Тут в дверях показался Леонардо и недобро посмотрел на Ванду.

– О чем разговариваете?

– Об истории Венеции, – тут же ответила я.– Вспоминали семнадцатый век.

Маэстро улыбнулся, еще раз злобно взглянув на Ванду, и повел меня из кухни поскорее вон. Он явно боялся оставлять меня с Вандой наедине. И это казалось более чем странным.


Мы гуляли по улочкам, и закоулка. Леонардо действительно знал этот город досконально: каждую улицу и тупик – как линии на своей ладони. Много знал и об истории зданий, о великих художниках, живших здесь, где какая работа мастера, как была создана, что с ней было за долгий срок жизни. Церкви, их сокровища, знаменитые архитекторы… Но все эти факты были общеизвестны, их можно было узнать из книг и путеводителей, а вот что действительно меня интересовало, в книгах не печаталось.

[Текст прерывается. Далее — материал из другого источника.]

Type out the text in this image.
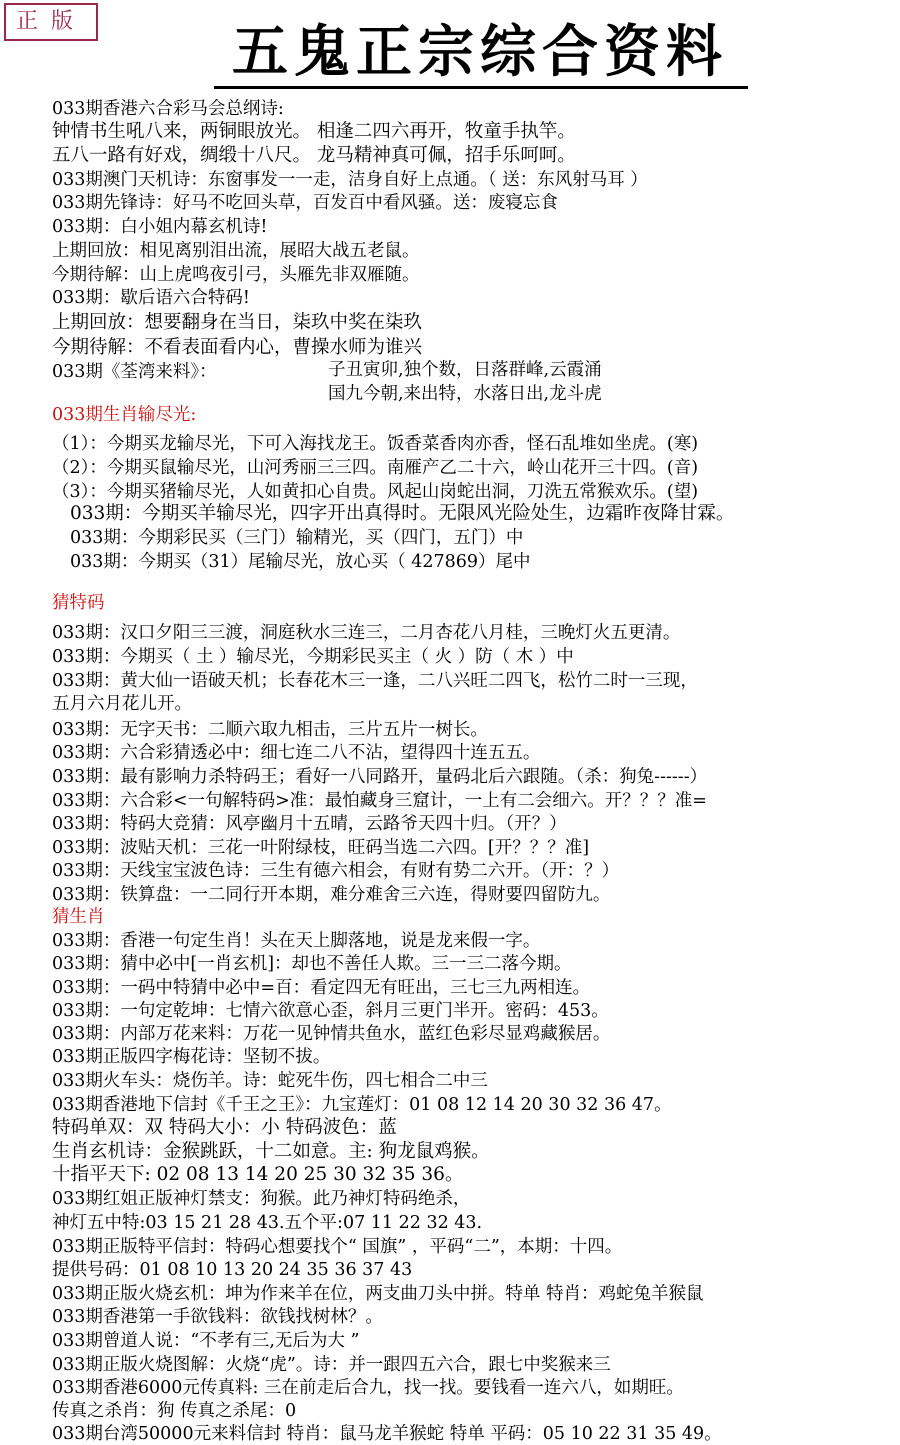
正 版	五鬼正宗综合资料
033期香港六合彩马会总纲诗:
钟情书生吼八来，两铜眼放光。 相逢二四六再开，牧童手执竿。
五八一路有好戏，绸缎十八尺。 龙马精神真可佩，招手乐呵呵。
033期澳门天机诗：东窗事发一一走，洁身自好上点通。（ 送：东风射马耳 ）
033期先锋诗：好马不吃回头草，百发百中看风骚。送：废寝忘食
033期：白小姐内幕玄机诗!
上期回放：相见离别泪出流，展昭大战五老鼠。
今期待解：山上虎鸣夜引弓，头雁先非双雁随。
033期：歇后语六合特码!
上期回放：想要翻身在当日，柒玖中奖在柒玖
今期待解：不看表面看内心，曹操水师为谁兴
033期《荃湾来料》：	子丑寅卯,独个数，日落群峰,云霞涌
国九今朝,来出特，水落日出,龙斗虎
033期生肖输尽光:
（1）：今期买龙输尽光，下可入海找龙王。饭香菜香肉亦香，怪石乱堆如坐虎。(寒)
（2）：今期买鼠输尽光，山河秀丽三三四。南雁产乙二十六，岭山花开三十四。(音)
（3）：今期买猪输尽光，人如黄扣心自贵。风起山岗蛇出洞，刀洗五常猴欢乐。(望)
033期：今期买羊输尽光，四字开出真得时。无限风光险处生，边霜昨夜降甘霖。
033期：今期彩民买（三门）输精光，买（四门，五门）中
033期：今期买（31）尾输尽光，放心买（ 427869）尾中
猜特码
033期：汉口夕阳三三渡，洞庭秋水三连三，二月杏花八月桂，三晚灯火五更清。
033期：今期买（ 土 ）输尽光，今期彩民买主（ 火 ）防（ 木 ）中
033期：黄大仙一语破天机；长春花木三一逢，二八兴旺二四飞，松竹二时一三现，
五月六月花儿开。
033期：无字天书：二顺六取九相击，三片五片一树长。
033期：六合彩猜透必中：细七连二八不沾，望得四十连五五。
033期：最有影响力杀特码王；看好一八同路开，量码北后六跟随。（杀：狗兔------）
033期：六合彩<一句解特码>准：最怕藏身三窟计，一上有二会细六。开？？？准=
033期：特码大竞猜：风亭幽月十五晴，云路爷天四十归。（开？）
033期：波贴天机：三花一叶附绿枝，旺码当选二六四。[开？？？准]
033期：天线宝宝波色诗：三生有德六相会，有财有势二六开。（开：？）
033期：铁算盘：一二同行开本期，难分难舍三六连，得财要四留防九。
猜生肖
033期：香港一句定生肖！头在天上脚落地，说是龙来假一字。
033期：猜中必中[一肖玄机]：却也不善任人欺。三一三二落今期。
033期：一码中特猜中必中=百：看定四无有旺出，三七三九两相连。
033期：一句定乾坤：七情六欲意心歪，斜月三更门半开。密码：453。
033期：内部万花来料：万花一见钟情共鱼水，蓝红色彩尽显鸡藏猴居。
033期正版四字梅花诗：坚韧不拔。
033期火车头：烧伤羊。诗：蛇死牛伤，四七相合二中三
033期香港地下信封《千王之王》：九宝莲灯：01 08 12 14 20 30 32 36 47。
特码单双：双 特码大小：小 特码波色：蓝
生肖玄机诗：金猴跳跃，十二如意。主: 狗龙鼠鸡猴。
十指平天下: 02 08 13 14 20 25 30 32 35 36。
033期红姐正版神灯禁支：狗猴。此乃神灯特码绝杀，
神灯五中特:03 15 21 28 43.五个平:07 11 22 32 43.
033期正版特平信封：特码心想要找个“ 国旗” ，平码“二”，本期：十四。
提供号码：01 08 10 13 20 24 35 36 37 43
033期正版火烧玄机：坤为作来羊在位，两支曲刀头中拼。特单 特肖：鸡蛇兔羊猴鼠
033期香港第一手欲钱料：欲钱找树林？。
033期曾道人说：“不孝有三,无后为大 ”
033期正版火烧图解：火烧“虎”。诗：并一跟四五六合，跟七中奖猴来三
033期香港6000元传真料: 三在前走后合九，找一找。要钱看一连六八，如期旺。
传真之杀肖：狗 传真之杀尾：0
033期台湾50000元来料信封 特肖：鼠马龙羊猴蛇 特单 平码：05 10 22 31 35 49。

Мой странный дом.

– Ванда сказала, что Вы здесь больше двадцати лет живете, – произнесла я спокойным голосом.

– Да, это мое любимое место, – ответил Леонардо, улыбнувшись. – Я влюбился в этот город, как только увидел его.

– Но Вы его ни разу не нарисовали, – тихо произнесла.

На этой фразе он повернулся и посмотрел на меня восторженными глазами.

– Господи, а ведь ты права! Я никогда не рисовал Венецию. Даже в голову никогда не приходило. Ведь это идея! – он заулыбался, сжимая посильнее мою руку.

Мы прошли еще немного.

– А какое твое любимое время суток? – не знаю зачем, спросил он.

– Здесь закаты красивые, – подумав немного, ответила я.

– А именно твое?

– Мне нравится ночь. И сумерки тоже красивы, только когда они уже темно-синего цвета, ближе к ночи.

– Глубина и чувственность… – медленно произнес он. – И пленительные тайны! Это отражает ночь. И так подходит Венеции.

– Тайны обычно связывают с прошлым и преступлениями, а не с антуражем города. Это прошлое всегда будит воображении и будоражит человеческую фантазию. Мы склонны додумывать то, чего не было.

– Тот дом – большое подспорье в этом, – сам затронул щепетильную тему художник.

Я улыбнулась.

– Хотите написать его?

– А ты будешь не против? – заискивающе, с долей страха в голосе, произнес Леонардо.

– Я большую часть времени буду проводить у Вас в мастерской. Дом будет пустовать, – пожала я плечами.

Леонардо нахмурил брови и скривил губы. Похоже, мой ответ ему не понравился.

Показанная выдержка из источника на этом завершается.